(525b) Selective Metal Ion Binding with Inorganic and Organic Nanoparticles

Membrane desalination is a popular technology for water desalination, reclamation, and purification. However, the cost and environmental harm associated with managing the concentrated byproducts requires product water recovery to be maximized. The principle phenomena limiting the recovery membrane desalination processes is scaling by sparingly soluble salts. In full-scale membrane desalination processes, water is continually removed from the feed stream while salt ions are retained. This leads to an increasing retentate salt concentration along the length of the treatment train. The ratio of retentate salt concentration to feed salt concentration is known as the concentration factor (CF), and the CF at which the least soluble mineral salt forms a scale is the “limiting CF.” Concentration polarization causes sparingly soluble salts to exceed their solubility at the membrane-water interface before the limiting CF is exceeded in the bulk. Further dewatering can lead to crystallization in the bulk solution or at the membrane-solution interface. Both surface scale formation and precipitated crystal deposition cause degradation of water permeability, product quality, and membrane lifespan. At the same time, advances in nanoscale science and engineering suggest that many of current problems involving water quality could be resolved or greatly ameliorated using nanoparticles which have much larger surface area than the bulk particles, and which can be functionalized with various chemical groups to increases their affinity toward target compounds.
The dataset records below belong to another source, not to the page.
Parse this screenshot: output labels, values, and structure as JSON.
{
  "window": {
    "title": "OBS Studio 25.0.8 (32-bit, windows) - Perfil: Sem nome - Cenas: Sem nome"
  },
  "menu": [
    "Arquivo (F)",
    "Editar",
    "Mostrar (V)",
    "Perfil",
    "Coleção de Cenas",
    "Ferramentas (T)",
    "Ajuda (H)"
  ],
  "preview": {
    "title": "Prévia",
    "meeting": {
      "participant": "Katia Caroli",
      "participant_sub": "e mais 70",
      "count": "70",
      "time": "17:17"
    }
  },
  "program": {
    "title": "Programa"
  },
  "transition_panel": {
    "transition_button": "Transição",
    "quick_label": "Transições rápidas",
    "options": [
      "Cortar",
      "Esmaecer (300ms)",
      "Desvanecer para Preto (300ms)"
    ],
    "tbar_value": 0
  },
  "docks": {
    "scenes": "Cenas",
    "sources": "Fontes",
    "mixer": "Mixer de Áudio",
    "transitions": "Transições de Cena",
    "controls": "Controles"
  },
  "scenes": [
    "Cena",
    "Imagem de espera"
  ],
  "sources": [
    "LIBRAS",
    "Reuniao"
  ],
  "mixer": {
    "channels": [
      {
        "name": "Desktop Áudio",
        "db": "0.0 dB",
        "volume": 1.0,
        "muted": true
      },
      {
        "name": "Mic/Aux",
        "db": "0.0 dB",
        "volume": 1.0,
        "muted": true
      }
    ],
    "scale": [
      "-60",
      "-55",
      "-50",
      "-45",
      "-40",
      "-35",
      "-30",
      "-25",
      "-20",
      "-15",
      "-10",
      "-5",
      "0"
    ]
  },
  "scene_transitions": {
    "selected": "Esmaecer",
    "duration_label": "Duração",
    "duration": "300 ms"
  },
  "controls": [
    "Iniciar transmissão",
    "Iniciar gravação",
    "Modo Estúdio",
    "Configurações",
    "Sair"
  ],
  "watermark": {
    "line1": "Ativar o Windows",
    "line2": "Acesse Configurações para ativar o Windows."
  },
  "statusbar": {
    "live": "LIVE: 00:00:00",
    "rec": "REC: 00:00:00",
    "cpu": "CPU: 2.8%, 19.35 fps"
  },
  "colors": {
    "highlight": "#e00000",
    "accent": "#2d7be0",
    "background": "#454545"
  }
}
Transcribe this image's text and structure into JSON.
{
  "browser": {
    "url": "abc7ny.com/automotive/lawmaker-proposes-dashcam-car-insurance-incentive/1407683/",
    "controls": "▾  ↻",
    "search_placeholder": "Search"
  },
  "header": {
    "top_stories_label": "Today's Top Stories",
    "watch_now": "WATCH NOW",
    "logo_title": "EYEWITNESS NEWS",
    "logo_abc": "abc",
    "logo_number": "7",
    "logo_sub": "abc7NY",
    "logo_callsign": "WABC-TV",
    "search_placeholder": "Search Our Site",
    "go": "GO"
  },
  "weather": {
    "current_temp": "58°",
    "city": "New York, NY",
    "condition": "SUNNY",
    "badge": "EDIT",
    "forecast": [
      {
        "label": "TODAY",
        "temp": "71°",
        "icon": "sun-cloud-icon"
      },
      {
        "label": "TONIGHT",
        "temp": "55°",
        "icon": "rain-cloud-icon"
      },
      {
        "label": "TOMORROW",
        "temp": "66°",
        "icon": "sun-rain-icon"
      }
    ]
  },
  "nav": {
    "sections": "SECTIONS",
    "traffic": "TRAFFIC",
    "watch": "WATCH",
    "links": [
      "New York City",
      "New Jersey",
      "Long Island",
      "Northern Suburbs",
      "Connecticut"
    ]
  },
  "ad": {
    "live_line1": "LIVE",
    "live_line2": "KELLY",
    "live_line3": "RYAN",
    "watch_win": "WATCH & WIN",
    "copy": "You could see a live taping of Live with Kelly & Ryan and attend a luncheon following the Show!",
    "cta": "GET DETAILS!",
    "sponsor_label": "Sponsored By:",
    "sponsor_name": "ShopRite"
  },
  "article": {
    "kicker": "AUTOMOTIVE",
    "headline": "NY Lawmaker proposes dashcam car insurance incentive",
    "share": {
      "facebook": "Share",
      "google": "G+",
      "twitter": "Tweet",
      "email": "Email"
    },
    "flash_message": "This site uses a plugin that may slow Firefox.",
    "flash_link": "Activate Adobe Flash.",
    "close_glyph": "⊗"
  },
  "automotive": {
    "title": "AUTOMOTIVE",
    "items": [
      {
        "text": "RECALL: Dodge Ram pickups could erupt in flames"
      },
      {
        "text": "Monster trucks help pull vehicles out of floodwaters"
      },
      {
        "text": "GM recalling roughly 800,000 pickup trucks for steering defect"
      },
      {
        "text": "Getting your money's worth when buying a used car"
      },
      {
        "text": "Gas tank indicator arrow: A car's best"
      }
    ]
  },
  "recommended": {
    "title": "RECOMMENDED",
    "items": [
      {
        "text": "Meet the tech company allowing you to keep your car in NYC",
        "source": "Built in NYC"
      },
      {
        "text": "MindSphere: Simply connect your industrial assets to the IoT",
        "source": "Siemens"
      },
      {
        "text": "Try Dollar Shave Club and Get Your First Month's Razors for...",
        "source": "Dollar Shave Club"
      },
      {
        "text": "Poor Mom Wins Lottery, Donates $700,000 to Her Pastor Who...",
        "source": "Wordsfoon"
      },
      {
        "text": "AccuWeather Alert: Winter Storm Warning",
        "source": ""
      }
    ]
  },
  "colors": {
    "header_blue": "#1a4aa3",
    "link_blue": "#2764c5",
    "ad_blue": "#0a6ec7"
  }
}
They all must get together the majority of the following characteristics: water solubility, appropriate size or molecular weight, high affinity to target metal ions, negligible affinity for non–target compounds, possibility of regeneration, chemical and mechanical stability, low toxicity, and low cost.
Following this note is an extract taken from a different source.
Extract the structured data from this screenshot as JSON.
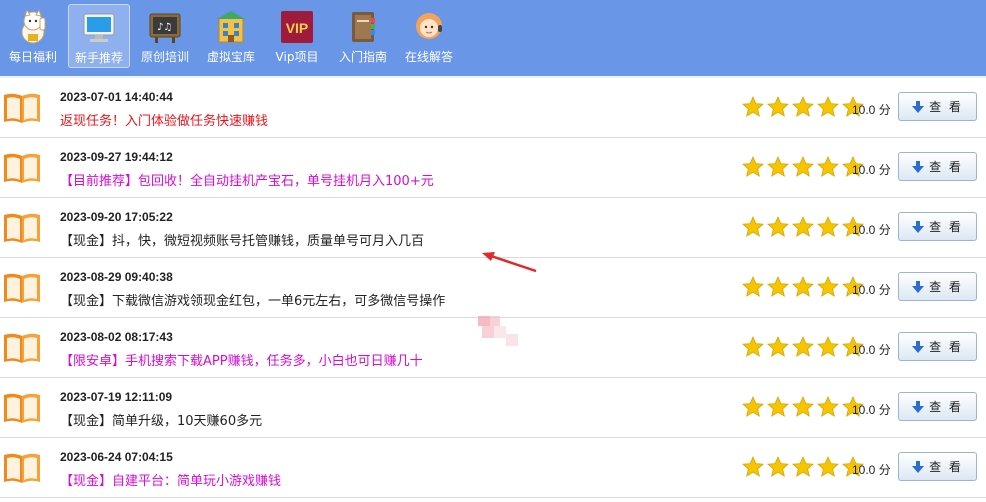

A thorough literature review and preliminary experimental results suggest that the selective removal of mineral cations from brackish waters can prevent scale formation and enhance product water recovery up to 90% without the need to adjust feed water pH or add antiscalants. Also, natural and synthetic materials show high metal-binding capacity and selectivity, especially for Ca2+, Ba2+, and Sr2+, which are the main scaling metal ion in most waters targeted for desalination. The separation of metal-polymer complexes, for example, can be achieved by low-pressure ultrafiltration. Our objective is to provide a highly selective calcium-binding material that is efficiently separated from water by low-pressure membrane filtration, and which, can be effectively removed by rapid permeate backpulsing prior to gel layer formation. Such a process would economically and efficiently remove the principle scaling metal ion in alternative waters, and enable high product water recovery in downstream membrane desalination.

Preliminary bench scale membrane desalination experiments were performed on agricultural drainage water samples collected from the Alamo River in Imperial Valley, California, which contains high concentrations of calcium, sodium, magnesium, potassium, bicarbonate, chloride, and sulfate as well as trace amounts of barium, strontium, and nitrate. Model solutions representing Alamo River water (ARW) were also used to conduct well controlled desalination experiments in which various mineral ions were selectively removed from the model ARW. Commercial reverse osmosis (RO) and nanofiltration (NF) desalination membranes were used in all experiments. The feed, retentate, and permeate concentrations of major ions was determined in real-time by ion selective electrodes. Membrane surfaces were imaged by SEM and EDS analysis to confirm elemental composition of scale layers formed and the limiting scaling salts. Various nanomaterals (natural and synthetic) such as colloidal matter (humic and alginic acid), as well as a number of synthetic chelating agents, metal-binding polymers, and ion-exchange nanoparticles (synthesized in our laboratory) were characterized to verify scaling metal ion binding strength, capacity, and regeneration. Additional experiments with the various metal-binding agents dosed into the ARW feed were performed to determine their efficacy at inhibiting mineral scale formation and enhancing overall water recovery. Although our current focus is on selective removal of scaling mineral cations, in the future, this approach could be tailored to enable selective removal of other target metal ions, toxic metals, or emerging contaminants.